Mamoudou, 24 ans, un jeune homme d'origine malienne, était debout avec quatre autres jeunes hommes sans emploi, au pied d'une cage d’ascenseur magnifiquement décorée de graffitis. A quelques mètres de là, il y a le bâtiment semi-abandonné qui a été sélectionné pour le film de Travolta. « OK, maintenant on est une attraction touristique », a-t-il dit. « Maintenant, les gens veulent faire des films ici. Super. Je n'ai rien contre ça. Mais est-ce qu’il va me donner un boulot, un vrai boulot, un boulot permanent ? Non. Après, on sera tous dans la même merde qu’avant ».

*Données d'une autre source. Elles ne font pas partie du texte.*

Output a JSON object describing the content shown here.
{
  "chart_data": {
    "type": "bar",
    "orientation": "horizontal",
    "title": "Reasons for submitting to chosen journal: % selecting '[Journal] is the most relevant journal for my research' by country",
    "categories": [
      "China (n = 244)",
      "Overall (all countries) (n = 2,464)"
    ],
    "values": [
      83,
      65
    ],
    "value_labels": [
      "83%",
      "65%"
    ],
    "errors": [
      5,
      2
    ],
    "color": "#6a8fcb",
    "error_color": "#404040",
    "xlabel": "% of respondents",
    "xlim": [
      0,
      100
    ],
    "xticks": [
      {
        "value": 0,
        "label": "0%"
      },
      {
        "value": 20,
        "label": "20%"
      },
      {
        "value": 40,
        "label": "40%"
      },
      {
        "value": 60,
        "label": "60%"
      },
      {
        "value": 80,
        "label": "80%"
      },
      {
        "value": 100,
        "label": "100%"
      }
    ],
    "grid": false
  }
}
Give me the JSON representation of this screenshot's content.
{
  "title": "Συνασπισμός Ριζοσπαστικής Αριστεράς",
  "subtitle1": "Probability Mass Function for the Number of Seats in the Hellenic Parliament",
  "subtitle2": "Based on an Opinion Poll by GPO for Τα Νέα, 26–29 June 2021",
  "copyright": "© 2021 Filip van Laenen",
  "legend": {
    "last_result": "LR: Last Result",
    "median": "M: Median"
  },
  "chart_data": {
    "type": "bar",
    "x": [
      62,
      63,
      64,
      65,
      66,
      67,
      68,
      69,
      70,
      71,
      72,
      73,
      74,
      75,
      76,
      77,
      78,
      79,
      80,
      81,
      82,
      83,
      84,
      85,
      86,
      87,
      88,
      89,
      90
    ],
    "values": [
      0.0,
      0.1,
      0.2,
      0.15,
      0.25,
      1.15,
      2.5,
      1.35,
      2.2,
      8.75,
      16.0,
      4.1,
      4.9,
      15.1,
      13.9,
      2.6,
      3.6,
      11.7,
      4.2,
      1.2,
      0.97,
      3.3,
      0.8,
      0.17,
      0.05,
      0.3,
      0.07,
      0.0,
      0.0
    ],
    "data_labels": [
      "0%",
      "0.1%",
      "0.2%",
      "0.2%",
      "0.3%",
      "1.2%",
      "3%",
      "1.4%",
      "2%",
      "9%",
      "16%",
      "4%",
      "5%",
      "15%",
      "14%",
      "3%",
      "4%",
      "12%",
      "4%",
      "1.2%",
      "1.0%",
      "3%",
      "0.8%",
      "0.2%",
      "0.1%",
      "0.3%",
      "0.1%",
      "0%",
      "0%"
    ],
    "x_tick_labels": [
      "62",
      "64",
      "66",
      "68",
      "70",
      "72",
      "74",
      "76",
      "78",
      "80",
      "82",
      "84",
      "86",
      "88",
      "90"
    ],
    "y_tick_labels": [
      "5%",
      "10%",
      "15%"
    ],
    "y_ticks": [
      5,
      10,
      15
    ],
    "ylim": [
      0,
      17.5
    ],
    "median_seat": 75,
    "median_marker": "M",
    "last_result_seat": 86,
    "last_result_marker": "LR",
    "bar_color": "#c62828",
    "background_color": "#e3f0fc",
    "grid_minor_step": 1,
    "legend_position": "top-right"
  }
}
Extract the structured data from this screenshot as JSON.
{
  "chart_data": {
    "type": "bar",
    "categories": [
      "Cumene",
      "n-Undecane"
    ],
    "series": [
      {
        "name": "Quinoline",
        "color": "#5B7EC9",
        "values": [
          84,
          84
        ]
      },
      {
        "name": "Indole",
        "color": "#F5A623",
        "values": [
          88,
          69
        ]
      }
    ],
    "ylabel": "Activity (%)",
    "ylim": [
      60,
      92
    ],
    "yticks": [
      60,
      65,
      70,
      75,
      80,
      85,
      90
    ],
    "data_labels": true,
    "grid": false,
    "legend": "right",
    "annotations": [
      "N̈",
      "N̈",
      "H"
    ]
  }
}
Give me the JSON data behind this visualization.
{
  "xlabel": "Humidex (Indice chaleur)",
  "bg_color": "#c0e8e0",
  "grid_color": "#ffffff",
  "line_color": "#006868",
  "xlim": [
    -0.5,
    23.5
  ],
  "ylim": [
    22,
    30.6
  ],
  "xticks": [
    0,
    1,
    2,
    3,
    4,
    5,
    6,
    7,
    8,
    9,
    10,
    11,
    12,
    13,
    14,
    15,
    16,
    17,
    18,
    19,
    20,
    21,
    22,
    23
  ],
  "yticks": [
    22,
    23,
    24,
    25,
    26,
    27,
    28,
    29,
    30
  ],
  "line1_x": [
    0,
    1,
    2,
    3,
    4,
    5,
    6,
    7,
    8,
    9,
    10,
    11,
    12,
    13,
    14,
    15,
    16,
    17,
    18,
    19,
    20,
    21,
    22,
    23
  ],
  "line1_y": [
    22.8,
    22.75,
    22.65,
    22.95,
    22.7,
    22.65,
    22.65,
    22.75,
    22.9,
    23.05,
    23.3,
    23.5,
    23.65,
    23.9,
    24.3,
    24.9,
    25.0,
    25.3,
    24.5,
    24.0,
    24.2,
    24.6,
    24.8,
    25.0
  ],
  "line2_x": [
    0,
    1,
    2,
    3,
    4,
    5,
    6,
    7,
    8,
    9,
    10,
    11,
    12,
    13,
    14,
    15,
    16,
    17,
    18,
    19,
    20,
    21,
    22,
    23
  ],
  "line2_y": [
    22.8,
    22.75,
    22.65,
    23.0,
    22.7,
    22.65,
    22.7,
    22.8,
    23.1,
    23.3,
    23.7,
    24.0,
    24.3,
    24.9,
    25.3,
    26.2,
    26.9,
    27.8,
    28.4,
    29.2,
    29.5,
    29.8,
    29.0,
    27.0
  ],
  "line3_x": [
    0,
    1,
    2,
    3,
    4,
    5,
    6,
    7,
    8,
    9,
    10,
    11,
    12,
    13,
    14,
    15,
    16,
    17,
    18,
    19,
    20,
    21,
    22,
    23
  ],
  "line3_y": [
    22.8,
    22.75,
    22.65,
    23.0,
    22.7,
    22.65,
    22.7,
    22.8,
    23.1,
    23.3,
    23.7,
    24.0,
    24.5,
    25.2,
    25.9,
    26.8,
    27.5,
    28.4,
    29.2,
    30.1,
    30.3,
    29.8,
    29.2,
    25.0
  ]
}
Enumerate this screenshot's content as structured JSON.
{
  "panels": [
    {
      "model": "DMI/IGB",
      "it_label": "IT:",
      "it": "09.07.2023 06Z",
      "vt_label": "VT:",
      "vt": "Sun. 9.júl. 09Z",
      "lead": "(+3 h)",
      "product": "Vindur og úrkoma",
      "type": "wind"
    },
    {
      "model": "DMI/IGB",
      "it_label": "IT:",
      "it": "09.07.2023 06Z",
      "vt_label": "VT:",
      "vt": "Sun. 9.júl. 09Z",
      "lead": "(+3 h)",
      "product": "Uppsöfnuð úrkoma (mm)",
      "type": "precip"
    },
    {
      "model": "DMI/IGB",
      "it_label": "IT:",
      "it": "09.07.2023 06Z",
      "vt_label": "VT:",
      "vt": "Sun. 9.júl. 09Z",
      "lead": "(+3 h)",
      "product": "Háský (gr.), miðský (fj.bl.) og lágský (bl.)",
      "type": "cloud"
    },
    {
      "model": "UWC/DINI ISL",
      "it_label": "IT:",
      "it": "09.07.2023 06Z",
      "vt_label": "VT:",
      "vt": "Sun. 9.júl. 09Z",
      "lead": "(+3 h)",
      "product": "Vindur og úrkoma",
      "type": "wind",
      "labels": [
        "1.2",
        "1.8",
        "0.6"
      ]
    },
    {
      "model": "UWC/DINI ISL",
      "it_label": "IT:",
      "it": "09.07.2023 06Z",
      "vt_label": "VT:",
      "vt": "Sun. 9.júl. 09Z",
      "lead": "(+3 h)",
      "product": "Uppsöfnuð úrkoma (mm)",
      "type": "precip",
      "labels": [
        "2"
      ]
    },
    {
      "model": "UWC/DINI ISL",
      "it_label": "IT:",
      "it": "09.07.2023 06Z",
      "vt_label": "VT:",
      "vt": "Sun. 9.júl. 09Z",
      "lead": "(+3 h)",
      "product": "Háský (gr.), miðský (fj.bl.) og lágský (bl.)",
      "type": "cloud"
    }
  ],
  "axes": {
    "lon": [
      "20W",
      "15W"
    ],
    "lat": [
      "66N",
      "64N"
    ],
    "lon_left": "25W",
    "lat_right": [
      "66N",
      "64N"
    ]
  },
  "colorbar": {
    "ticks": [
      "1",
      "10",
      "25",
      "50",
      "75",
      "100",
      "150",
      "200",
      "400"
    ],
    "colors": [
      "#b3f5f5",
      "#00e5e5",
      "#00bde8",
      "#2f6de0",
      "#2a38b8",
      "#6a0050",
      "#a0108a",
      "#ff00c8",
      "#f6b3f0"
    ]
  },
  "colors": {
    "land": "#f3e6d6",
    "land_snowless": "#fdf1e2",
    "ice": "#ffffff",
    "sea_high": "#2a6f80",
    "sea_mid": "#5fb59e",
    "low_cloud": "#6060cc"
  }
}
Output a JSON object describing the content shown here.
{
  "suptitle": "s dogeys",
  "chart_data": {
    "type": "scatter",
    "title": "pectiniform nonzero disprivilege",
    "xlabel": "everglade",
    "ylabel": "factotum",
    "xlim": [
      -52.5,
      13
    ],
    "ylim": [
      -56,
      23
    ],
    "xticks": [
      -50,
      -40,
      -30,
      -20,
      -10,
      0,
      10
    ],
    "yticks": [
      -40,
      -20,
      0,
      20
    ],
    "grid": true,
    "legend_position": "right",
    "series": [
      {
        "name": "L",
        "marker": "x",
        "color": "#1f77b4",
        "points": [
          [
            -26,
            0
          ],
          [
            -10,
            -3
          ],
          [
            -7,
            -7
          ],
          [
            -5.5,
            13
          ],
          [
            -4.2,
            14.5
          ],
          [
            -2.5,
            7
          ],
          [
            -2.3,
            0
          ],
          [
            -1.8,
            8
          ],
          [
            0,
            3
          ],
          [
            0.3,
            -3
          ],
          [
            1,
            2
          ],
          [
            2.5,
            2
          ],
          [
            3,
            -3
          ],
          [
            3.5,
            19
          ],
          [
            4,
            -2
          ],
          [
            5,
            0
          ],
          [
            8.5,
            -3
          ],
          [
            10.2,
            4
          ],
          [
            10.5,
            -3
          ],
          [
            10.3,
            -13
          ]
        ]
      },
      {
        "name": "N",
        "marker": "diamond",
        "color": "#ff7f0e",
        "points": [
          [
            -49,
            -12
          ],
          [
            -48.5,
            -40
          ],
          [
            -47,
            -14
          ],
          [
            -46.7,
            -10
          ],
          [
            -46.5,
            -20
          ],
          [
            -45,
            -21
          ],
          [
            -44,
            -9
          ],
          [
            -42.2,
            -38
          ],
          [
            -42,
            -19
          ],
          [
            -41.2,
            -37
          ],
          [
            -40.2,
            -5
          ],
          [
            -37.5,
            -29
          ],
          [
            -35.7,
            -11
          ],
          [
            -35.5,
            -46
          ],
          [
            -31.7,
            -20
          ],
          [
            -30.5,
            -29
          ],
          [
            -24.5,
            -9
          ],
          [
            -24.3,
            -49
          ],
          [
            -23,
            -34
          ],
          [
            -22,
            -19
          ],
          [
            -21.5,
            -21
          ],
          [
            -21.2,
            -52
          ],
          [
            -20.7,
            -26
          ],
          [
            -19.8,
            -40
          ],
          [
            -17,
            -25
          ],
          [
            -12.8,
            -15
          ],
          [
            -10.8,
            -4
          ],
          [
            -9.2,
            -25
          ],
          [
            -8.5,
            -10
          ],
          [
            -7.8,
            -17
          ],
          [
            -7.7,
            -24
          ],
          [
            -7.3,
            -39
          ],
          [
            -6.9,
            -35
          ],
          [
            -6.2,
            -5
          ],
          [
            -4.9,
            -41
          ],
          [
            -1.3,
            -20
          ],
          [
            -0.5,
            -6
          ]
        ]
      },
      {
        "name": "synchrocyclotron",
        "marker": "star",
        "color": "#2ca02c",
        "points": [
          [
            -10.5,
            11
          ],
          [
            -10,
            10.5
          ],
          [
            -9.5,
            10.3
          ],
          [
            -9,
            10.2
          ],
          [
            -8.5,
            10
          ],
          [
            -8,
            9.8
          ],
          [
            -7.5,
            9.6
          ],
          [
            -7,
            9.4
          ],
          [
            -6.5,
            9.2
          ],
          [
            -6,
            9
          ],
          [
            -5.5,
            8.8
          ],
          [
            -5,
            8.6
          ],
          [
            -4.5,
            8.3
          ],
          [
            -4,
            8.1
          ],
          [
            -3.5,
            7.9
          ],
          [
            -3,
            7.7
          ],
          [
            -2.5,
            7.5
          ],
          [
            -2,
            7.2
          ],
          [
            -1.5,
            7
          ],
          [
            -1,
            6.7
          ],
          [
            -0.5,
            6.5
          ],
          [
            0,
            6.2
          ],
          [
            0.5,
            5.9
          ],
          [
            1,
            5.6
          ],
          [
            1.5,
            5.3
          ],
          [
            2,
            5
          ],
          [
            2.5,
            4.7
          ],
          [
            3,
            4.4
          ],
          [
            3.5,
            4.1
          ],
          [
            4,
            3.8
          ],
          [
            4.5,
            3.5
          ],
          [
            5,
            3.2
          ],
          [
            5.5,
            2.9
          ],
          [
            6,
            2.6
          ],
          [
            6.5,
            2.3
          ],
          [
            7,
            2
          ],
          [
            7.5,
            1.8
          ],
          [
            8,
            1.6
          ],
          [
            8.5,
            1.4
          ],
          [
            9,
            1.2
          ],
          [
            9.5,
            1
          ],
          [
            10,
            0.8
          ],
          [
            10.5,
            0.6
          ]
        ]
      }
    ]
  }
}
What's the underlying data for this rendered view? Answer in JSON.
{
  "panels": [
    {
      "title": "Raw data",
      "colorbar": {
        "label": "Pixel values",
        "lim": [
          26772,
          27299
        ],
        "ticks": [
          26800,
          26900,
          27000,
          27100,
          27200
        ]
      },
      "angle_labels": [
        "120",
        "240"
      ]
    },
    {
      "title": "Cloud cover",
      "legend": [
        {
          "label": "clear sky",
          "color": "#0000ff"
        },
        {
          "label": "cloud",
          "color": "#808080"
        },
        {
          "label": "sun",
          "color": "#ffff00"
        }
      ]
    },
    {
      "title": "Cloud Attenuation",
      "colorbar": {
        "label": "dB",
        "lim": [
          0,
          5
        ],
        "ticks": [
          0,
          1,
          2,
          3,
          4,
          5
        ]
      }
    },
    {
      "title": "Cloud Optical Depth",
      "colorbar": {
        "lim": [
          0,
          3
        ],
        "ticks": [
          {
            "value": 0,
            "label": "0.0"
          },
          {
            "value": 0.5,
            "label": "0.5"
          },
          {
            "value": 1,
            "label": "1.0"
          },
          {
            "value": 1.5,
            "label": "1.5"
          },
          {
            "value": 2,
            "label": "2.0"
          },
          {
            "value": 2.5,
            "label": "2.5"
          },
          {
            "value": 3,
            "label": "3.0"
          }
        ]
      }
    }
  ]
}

Après les émeutes, des politiciens français ont renouvelé leurs promesses, souvent répétées, d’une aide économique massive en faveur des banlieues pauvres et multiethniques de la plupart des villes françaises. Le Président Nicolas Sarkozy est arrivé au pouvoir il y a 20 mois, en promettant un « Plan Marshall » pour les banlieues, qui fournirait des emplois, rénoverait les maisons et améliorerait les moyens de transport, souvent horribles. Le plan « Espoir Banlieues » a été lancé en février par Fadela Amara, secrétaire d’État chargée de la politique de la ville. Mme Amara, féministe de gauche d'origine algérienne, est elle-même un symbole important des efforts du Président pour effacer la discrimination raciale et les obstacles politiques. Le problème est que son plan a jusqu'ici produit très peu d’effet - et presque rien pour des endroits comme la cité des Bosquets et sa jumelle, la cité de la Forestière. Le gouvernement dit qu'il a l'intention de « concentrer » les aides sur les régions les plus pauvres. En conséquence, l'argent a été enlevé aux villes prospères telles que Lourdes et Chantilly, où il n'aurait jamais dû être dépensé en premier lieu. Bizarrement, de l’argent a également été retiré de certaines banlieues pauvres de Paris, dont Clichy-sous-Bois.
Ladj Ly, 28 ans, est un producteur de film d'origine malienne des Bosquets. Son documentaire laconique et puissant sur les origines des émeutes, qui se sont déclenchées lorsque deux adolescents sont morts alors qu’ils étaient poursuivis par la police, a connu un grand succès à la télévision française et sur Internet. Trois ans plus tard, qu’est ce qui a changé ? « J’en ai assez de répondre à cette question et j’en ai assez d'avoir à donner la même réponse », dit M. Ly. « Non, rien n'a changé pour la majorité des gens ici, sauf en pire. OK, les bus circulent jusqu'à plus tard dans la nuit, mais vous avez toujours à faire trois correspondances pour vous rendre à Paris. Les emplois sont toujours aussi rares».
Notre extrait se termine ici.